Utiliser le revers long de ligne

Pour battre un tel gladiateur au meilleur des cinq manches, Richard Gasquet va devoir abréger les échanges au maximum au risque de brusquer les choses. Il ne peut pas se permettre d’être trop attentiste sous peine de rentrer dans la filière idéale pour son adversaire au coup droit puissant et précis.

Doté d’un splendide revers long de ligne, le Languedocien va devoir en user et même en abuser afin d’éviter à son rival de dicter les points en tournant autour de son revers. Pour ça, il convient de très bien servir, en variant les effets, afin d’être le premier à prendre l’initiative. En retour de service, Gasquet devra se montrer performant et perforant, un peu à la manière d’un Nadal qui aime mettre d’emblée la pression.

Sortir Ferrer de sa filière

Sans faire systématiquement service-volée, sous peine de se faire trouer au filet, le demi-finaliste de Wimbledon 2007 aura comme objectif de jouer Ferrer en trois ou quatre coups de raquette, guère plus. Il vient de passer 4h40 sur le court contre Raonic et il sait très bien que plus le match durera, plus ça sera difficile face à un combattant hors pair qui a mis quatre heures pour se débarrasser de Tipsarevic il y a deux jours.

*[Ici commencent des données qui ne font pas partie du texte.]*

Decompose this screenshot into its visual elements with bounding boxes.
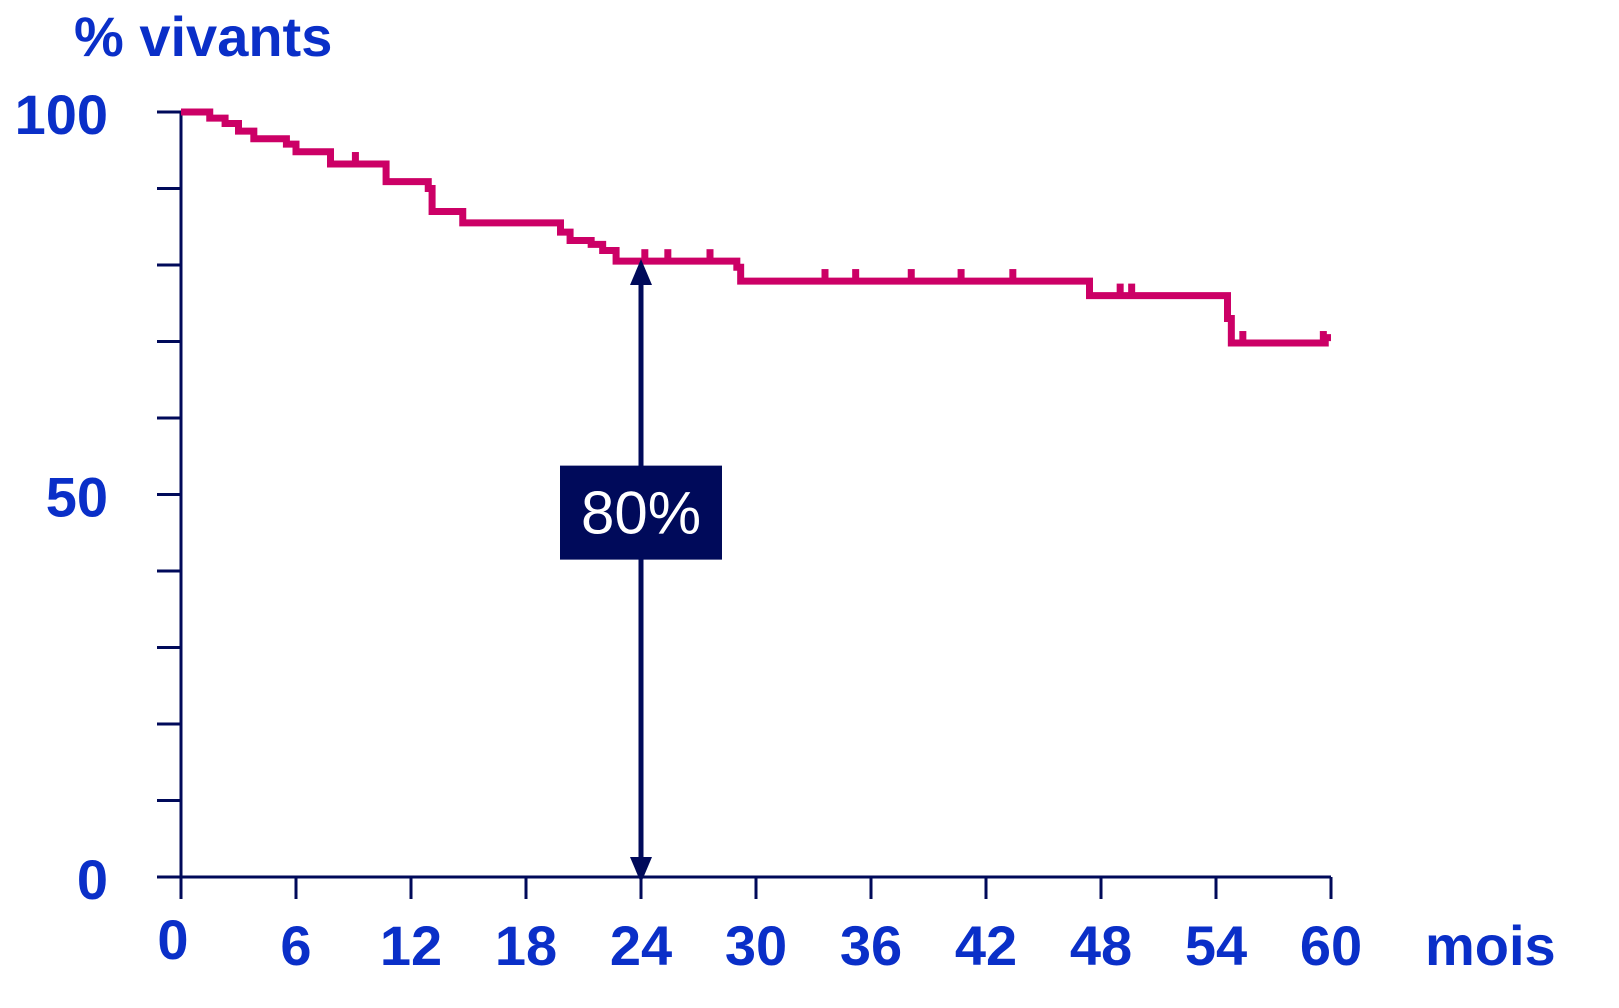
x-tick-label: 12 [380,914,442,977]
x-tick-label: 24 [610,914,672,977]
x-tick-label: 36 [840,914,902,977]
survival-curve [181,108,1331,347]
x-tick-label: 42 [955,914,1017,977]
y-tick-label: 50 [46,466,108,529]
series-layer [181,108,1331,347]
x-tick-label: 6 [280,914,311,977]
y-tick-label: 100 [15,83,108,146]
annotation-arrowhead-up [630,259,652,285]
annotation-layer: 80% [560,259,722,883]
x-tick-label: 0 [157,908,188,971]
y-axis-label: % vivants [74,5,332,68]
x-tick-label: 48 [1070,914,1132,977]
annotation-label-box [560,465,722,560]
axes: 0 50 100 0 6 12 18 24 30 36 42 48 54 60 [15,83,1363,977]
x-tick-label: 60 [1300,914,1362,977]
annotation-label: 80% [581,480,701,547]
x-tick-label: 30 [725,914,787,977]
annotation-arrowhead-down [630,857,652,883]
y-tick-label: 0 [77,848,108,911]
x-tick-label: 18 [495,914,557,977]
x-axis-label: mois [1425,914,1556,977]
x-tick-label: 54 [1185,914,1247,977]
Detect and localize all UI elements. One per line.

Arnaud Clément estime que Richard Gasquet  peut créer la  surprise. Le capitaine de  l'équipe de France de Coupe Davis, qui a servi de sparring-partner à Gasquet  mardi, pense que la chance du Français passe obligatoirement par une attitude offensive. "Il n'a pas le choix, tout comme il n'avait pas le choix contre Raonic (en  8e de finale), a expliqué Clément. Il fallait le bousculer, il fallait le bouger, il fallait l'empêcher de prendre le jeu à son compte. Et là ça sera la même chose, avec des styles de jeux complètement différents bien sûr. Mais cette idée restera la même: faire des choses, faire des choses le premier,  modifier le sens des échanges avant son adversaire."

Clément : "Richard a les armes"

"En tout cas, Richard a les armes avec la variété de coups qu'il peut  réaliser. Ce qui est compliqué avec ce joueur-là, c'est de le faire au bon  moment et dans le bon timing pour trouver les failles", a-t-il souligné.

"C'est un joueur qui est extrêmement accrocheur, qui ne lâche pas  un point du début à la fin. On a pu le voir au tour précédent, où il est revenu à chaque fois avec des breaks, il sauve des  balles de set, il se sort de moments très critiques, et il est toujours là. Il  a énormément progressé avec son jeu ces dernières années, notamment au service  et au filet où il vient plus volontiers finir les échanges".

Mieux vaut Ferrer que Djoko, Nadal ou Murray

Pour autant, le capitaine des Bleus, qui a lui-même joué un quart de finale  à l'US Open (en 2000 contre Lleyton Hewitt) refuse de penser que Gasquet  fera un complexe. "Une bête noire, c'est quelqu'un qu'on a jamais battu, dit-il. Mais Richard a battu Ferrer. Il a les clés. Il l'a gêné plusieurs fois. Le match de l'année dernière ici-même (en 8e de finale), où Richard a été à deux doigts de remporter les deux premiers sets m'encourage à penser que Richard peut faire beaucoup de choses et qu'il en est persuadé."

Et de terminer par une boutade non dénuée d’arrière-pensée : "Richard n’a jamais perdu en quarts de finale d’un tournoi du Grand Chelem". Pour rejoindre Cédric Pioline, dernier Français dans le dernier carré à Flushing Meadows (battu en 1999 par Todd Martin après un quart homérique face à Guga Kuerten), Gasquet devra sortir le grand jeu. Il en semble cette fois capable contre la moins forte des quatre têtes de série du tableau.